Pictographs and icon arrays are two names for a type of risk communication graphic that CBSSM investigators have developed and extensively tested. Because pictographs are made up of a matrix of unique elements representing individual units (people) within the at-risk population, they accurately communicate exact percentages while simultaneously conveying “gist” impressions derived from the relative proportion of colored vs. uncolored area in the graph. Click here to learn more and create your own downloadable pictograph images.
Pictographs combine some of the best elements of alternate communication formats such as tables or bar charts. A pictograph is made up of unique icons representing individual units (people) within the at-risk population. As a result, it accurately communicates exact percentages the way a table does. However, pictographs also convey “gist” impressions derived from the relative proportion of colored vs. uncolored area in the graph. As such, they are similar in effectiveness to bar graphs and other area or height-based graphics. Furthermore, pictographs are like pie charts in that they represent the entire risk denominator visually, unlike bar charts which focus attention primarily on the risk numerator.

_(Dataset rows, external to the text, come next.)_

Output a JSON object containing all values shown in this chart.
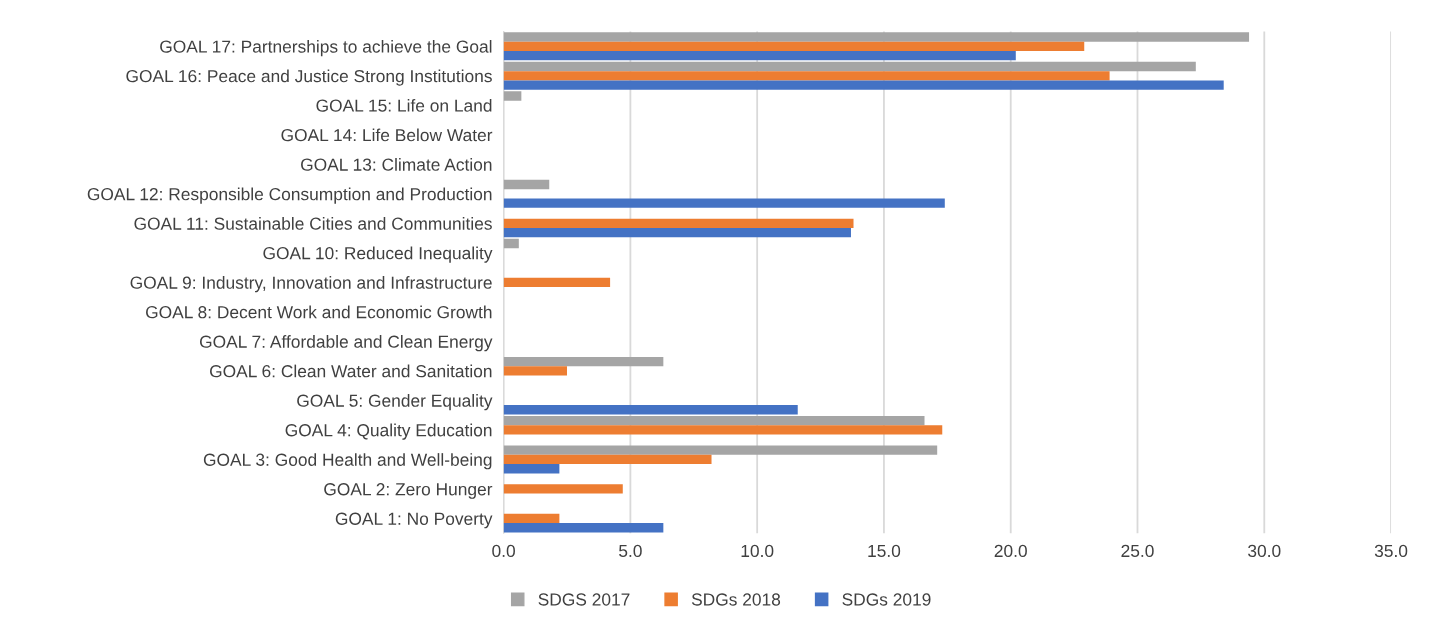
{
  "chart_data": {
    "type": "bar",
    "orientation": "horizontal",
    "categories": [
      "GOAL 17: Partnerships to achieve the Goal",
      "GOAL 16: Peace and Justice Strong Institutions",
      "GOAL 15: Life on Land",
      "GOAL 14: Life Below Water",
      "GOAL 13: Climate Action",
      "GOAL 12: Responsible Consumption and Production",
      "GOAL 11: Sustainable Cities and Communities",
      "GOAL 10: Reduced Inequality",
      "GOAL 9: Industry, Innovation and Infrastructure",
      "GOAL 8: Decent Work and Economic Growth",
      "GOAL 7: Affordable and Clean Energy",
      "GOAL 6: Clean Water and Sanitation",
      "GOAL 5: Gender Equality",
      "GOAL 4: Quality Education",
      "GOAL 3: Good Health and Well-being",
      "GOAL 2: Zero Hunger",
      "GOAL 1: No Poverty"
    ],
    "series": [
      {
        "name": "SDGS 2017",
        "color": "#a5a5a5",
        "values": [
          29.4,
          27.3,
          0.7,
          0,
          0,
          1.8,
          0,
          0.6,
          0,
          0,
          0,
          6.3,
          0,
          16.6,
          17.1,
          0,
          0
        ]
      },
      {
        "name": "SDGs 2018",
        "color": "#ed7d31",
        "values": [
          22.9,
          23.9,
          0,
          0,
          0,
          0,
          13.8,
          0,
          4.2,
          0,
          0,
          2.5,
          0,
          17.3,
          8.2,
          4.7,
          2.2
        ]
      },
      {
        "name": "SDGs 2019",
        "color": "#4472c4",
        "values": [
          20.2,
          28.4,
          0,
          0,
          0,
          17.4,
          13.7,
          0,
          0,
          0,
          0,
          0,
          11.6,
          0,
          2.2,
          0,
          6.3
        ]
      }
    ],
    "xlim": [
      0,
      35
    ],
    "xticks": [
      {
        "value": 0,
        "label": "0.0"
      },
      {
        "value": 5,
        "label": "5.0"
      },
      {
        "value": 10,
        "label": "10.0"
      },
      {
        "value": 15,
        "label": "15.0"
      },
      {
        "value": 20,
        "label": "20.0"
      },
      {
        "value": 25,
        "label": "25.0"
      },
      {
        "value": 30,
        "label": "30.0"
      },
      {
        "value": 35,
        "label": "35.0"
      }
    ],
    "grid": "x",
    "legend": "bottom"
  }
}
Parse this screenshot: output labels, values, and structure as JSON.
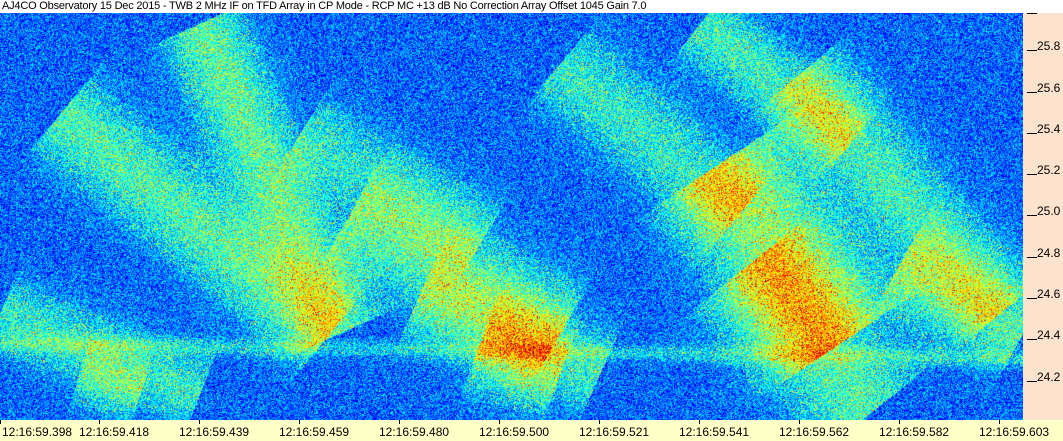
{
  "title": "AJ4CO Observatory 15 Dec 2015 - TWB 2 MHz IF on TFD Array in CP Mode - RCP  MC +13 dB  No Correction Array  Offset 1045  Gain 7.0",
  "chart_data": {
    "type": "heatmap",
    "title": "AJ4CO Observatory 15 Dec 2015 - TWB 2 MHz IF on TFD Array in CP Mode - RCP  MC +13 dB  No Correction Array  Offset 1045  Gain 7.0",
    "xlabel": "",
    "ylabel": "",
    "x_tick_labels": [
      "12:16:59.398",
      "12:16:59.418",
      "12:16:59.439",
      "12:16:59.459",
      "12:16:59.480",
      "12:16:59.500",
      "12:16:59.521",
      "12:16:59.541",
      "12:16:59.562",
      "12:16:59.582",
      "12:16:59.603"
    ],
    "y_tick_labels": [
      "25.8",
      "25.6",
      "25.4",
      "25.2",
      "25.0",
      "24.8",
      "24.6",
      "24.4",
      "24.2"
    ],
    "y_ticks": [
      25.8,
      25.6,
      25.4,
      25.2,
      25.0,
      24.8,
      24.6,
      24.4,
      24.2
    ],
    "ylim": [
      24.01,
      25.98
    ],
    "y_axis_side": "right",
    "colormap": "jet",
    "background_color": "#0a2a9e",
    "grid": false
  },
  "colors": {
    "y_axis_bg": "#fde3cd",
    "x_axis_bg": "#ffffc8"
  }
}
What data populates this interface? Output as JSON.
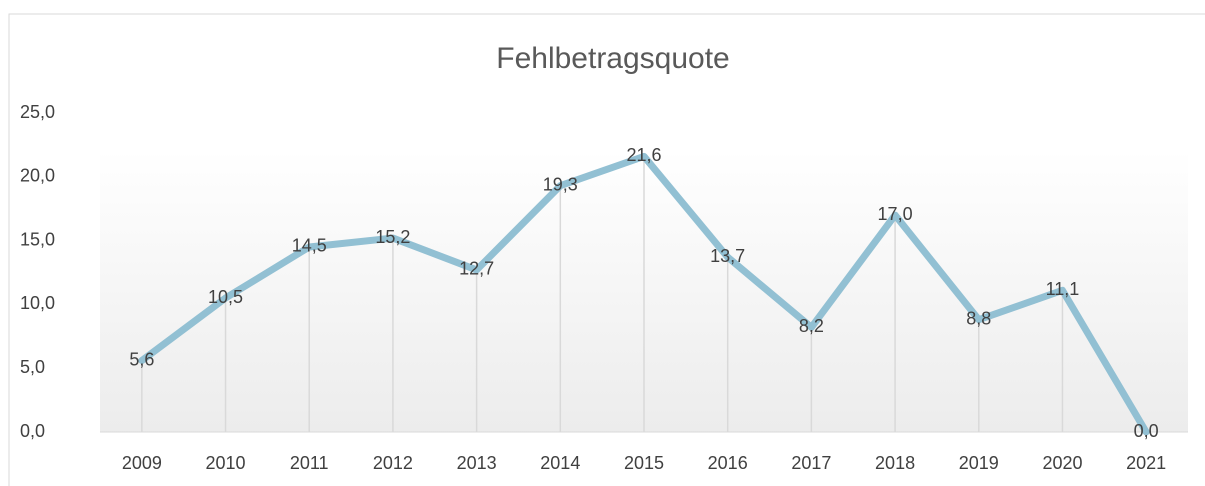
{
  "chart_data": {
    "type": "line",
    "title": "Fehlbetragsquote",
    "categories": [
      "2009",
      "2010",
      "2011",
      "2012",
      "2013",
      "2014",
      "2015",
      "2016",
      "2017",
      "2018",
      "2019",
      "2020",
      "2021"
    ],
    "values": [
      5.6,
      10.5,
      14.5,
      15.2,
      12.7,
      19.3,
      21.6,
      13.7,
      8.2,
      17.0,
      8.8,
      11.1,
      0.0
    ],
    "value_labels": [
      "5,6",
      "10,5",
      "14,5",
      "15,2",
      "12,7",
      "19,3",
      "21,6",
      "13,7",
      "8,2",
      "17,0",
      "8,8",
      "11,1",
      "0,0"
    ],
    "color": "#92c0d3",
    "ylim": [
      0,
      25
    ],
    "yticks": [
      {
        "value": 0,
        "label": "0,0"
      },
      {
        "value": 5,
        "label": "5,0"
      },
      {
        "value": 10,
        "label": "10,0"
      },
      {
        "value": 15,
        "label": "15,0"
      },
      {
        "value": 20,
        "label": "20,0"
      },
      {
        "value": 25,
        "label": "25,0"
      }
    ],
    "drop_lines": true
  }
}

CBSSM researchers have shown that using pictographs in risk communication contexts can be used to effectively communicate the incremental benefit of risk reducing treatments (Zikmund-Fisher, 2008) and the risk of developing side effects from medications, especially when multiple colors are used to distinguish the incremental risk caused by treatment (Zikmund-Fisher, 2008). Pictographs can also limit the biases induced by the presence of powerful anecdotal narratives of former patients (Fagerlin, 2005) and incremental risk formats (Zikmund-Fisher, 2008). In a study that directly compared graphical formats, pictographs were also the only graphical format that supported acquisition of both verbatim and all-important “gist” knowledge (Hawley, 2008). Another study (2010) showed that simpler pictographs (ones that showed a single risk) appeared to be more effective than more visually complex pictographs that used multiple colors to show different risks simultaneously. In a similar vein, two studies (2011, 2012) have found advantages of using static pictographs instead of more complex animated or interactive versions (perhaps because these elements distract attention from the part-whole relationship that represents the risk being communicated).
CBSSM researchers are not alone in our use of pictographs. Other researchers have shown that image matricies of this type are easier to interpret quickly and accurately than other formats (Feldman-Stewart, 2007), are sometimes preferred by patients (Schapira, 2006), and may reduce side effect aversion in treatment decision-making (Waters, 2007). More recent work has shown that icon arrays overcome some of the barriers to comprehension caused by low numeracy (e.g., Galesic & Garcia-Retamero, 2009 & 2010; Garcia-Retamero & Galesic, 2009). In fact, it appears that high numeracy and low numeracy people use pictographs in different ways (Hess, et al, 2011).
To encourage broader use of pictographs in risk communication and medical decision-making in general, CBSSM has collaborated with the UM Risk Center to develop Iconarray.com, a web-based application that enables people to develop and download their own tailored icon array graphics. A companion site, clinician.iconarray.com, enables clinicians (or anyone else) to make side-by-side icon array displays for use in consultations in less than 1 minute.